At the airport, gun battles went on for five hours and television pictures showed fire raging as ambulances ferried casualties away.
At least three loud explosions were heard as militants wearing suicide vests blew themselves up.
Pakistani officials believe that there were 10 attackers and all ten were killed when the military launched a counterattack. Seven were reportedly killed exchanging gunfire with police and soldiers while three of them detonated suicide vests after being cornered by authorities. Although a Pakistani Army spokesman said that they had successfully retaken the airport, smoke from a raging fire in the cargo are was clearly visible from a distance. Although some witnesses reported that aircraft on the ground were damaged or destroyed in the attack, the Army denied that and said the fires were from a fuelling facility that was blown up in the attack.

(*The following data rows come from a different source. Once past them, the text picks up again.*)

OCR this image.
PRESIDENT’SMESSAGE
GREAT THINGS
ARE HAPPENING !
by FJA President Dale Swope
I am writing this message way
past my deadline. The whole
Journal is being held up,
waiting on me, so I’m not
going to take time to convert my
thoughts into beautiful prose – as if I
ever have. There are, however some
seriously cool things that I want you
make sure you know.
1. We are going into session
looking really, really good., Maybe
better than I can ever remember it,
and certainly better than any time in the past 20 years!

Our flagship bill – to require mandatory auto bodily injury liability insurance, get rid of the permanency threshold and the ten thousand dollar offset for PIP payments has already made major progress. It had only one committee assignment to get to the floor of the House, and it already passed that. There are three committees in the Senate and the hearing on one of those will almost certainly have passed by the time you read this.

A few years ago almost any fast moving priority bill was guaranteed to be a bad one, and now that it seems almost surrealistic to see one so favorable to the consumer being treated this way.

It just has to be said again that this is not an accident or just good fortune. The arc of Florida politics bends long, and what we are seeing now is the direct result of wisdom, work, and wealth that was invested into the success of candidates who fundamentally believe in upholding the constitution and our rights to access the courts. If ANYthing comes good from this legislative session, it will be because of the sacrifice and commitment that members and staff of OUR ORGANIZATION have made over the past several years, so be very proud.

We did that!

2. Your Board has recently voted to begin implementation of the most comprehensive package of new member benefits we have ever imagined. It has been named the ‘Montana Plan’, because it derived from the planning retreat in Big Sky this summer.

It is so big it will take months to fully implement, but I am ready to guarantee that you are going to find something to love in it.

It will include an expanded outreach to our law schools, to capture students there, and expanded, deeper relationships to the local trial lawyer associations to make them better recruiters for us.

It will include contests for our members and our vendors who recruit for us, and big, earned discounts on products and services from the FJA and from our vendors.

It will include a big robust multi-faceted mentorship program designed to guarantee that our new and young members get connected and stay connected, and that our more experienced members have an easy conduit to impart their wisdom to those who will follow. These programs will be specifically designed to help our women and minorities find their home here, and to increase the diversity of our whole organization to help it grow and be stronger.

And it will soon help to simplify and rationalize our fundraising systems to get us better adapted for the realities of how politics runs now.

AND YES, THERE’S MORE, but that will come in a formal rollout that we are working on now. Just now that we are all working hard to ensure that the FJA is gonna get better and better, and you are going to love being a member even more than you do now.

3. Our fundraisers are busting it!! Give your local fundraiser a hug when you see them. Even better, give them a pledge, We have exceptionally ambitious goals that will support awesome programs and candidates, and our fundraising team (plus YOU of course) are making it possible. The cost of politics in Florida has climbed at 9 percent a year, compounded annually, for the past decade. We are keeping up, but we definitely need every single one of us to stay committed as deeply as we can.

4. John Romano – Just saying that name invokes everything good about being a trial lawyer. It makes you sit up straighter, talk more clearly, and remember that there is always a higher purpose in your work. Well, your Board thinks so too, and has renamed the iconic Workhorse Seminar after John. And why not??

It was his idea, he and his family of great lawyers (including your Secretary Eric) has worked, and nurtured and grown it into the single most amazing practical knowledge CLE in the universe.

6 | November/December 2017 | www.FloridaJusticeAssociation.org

A spokesman for the Pakistani Tehrek-e-Taliban organization claimed responsibility for the attack, claiming it was retribution for a November 2013 drone strike that killed one of their leaders.
Observers point out that the attack is a blow for Pakistani Prime Minister Nawaz Sharif, who had campaigned on reaching a negotiated settlement with the Taliban last year and was hoping to project an image of stability in order to attract more foreign capital and investment to the country.
As a precaution, flights bound for Karachi were diverted elsewhere as the fighting spilled out to the airport's tarmac. An estimated 44,000 passengers travelling domestically and internationally use the airport each day, making it Pakistan's busiest airport. The airport serves Pakistan's largest city and commercial hub of Karachi and underwent extensive renovation and expansion in the 1990s.
Coincidentally, this is not the first time terrorists disguised as security forces launched an attack at Karachi's Jinnah International Airport. In September 1986, Palestinian terrorists disguised as airport security stormed Pan Am Flight 73 while it was on the ground for a scheduled stopover on its flight from Bombay to New York. The flight crew was able to escape, leading to a tense standoff between the hostage-takers and Pakistani commandoes on the ground. As the commandoes were preparing to storm the aircraft, the hijackers opened fire on the aircraft's 380 passengers and crew, killing at least 20.
Elsewhere in Pakistan, at least 30 people were killed in an attack on a hotel in the western border town of Taftan. According to eyewitnesses, a suicide bomber entered the Al Murtaza hotel in the town along the border with Iran and detonated himself among a crowd of Shi'ite pilgrims on Sunday. An individual claiming to be from the banned Jaishul Islam movement claimed responsibility for the hotel bombing in a phone call with reporters from Quetta.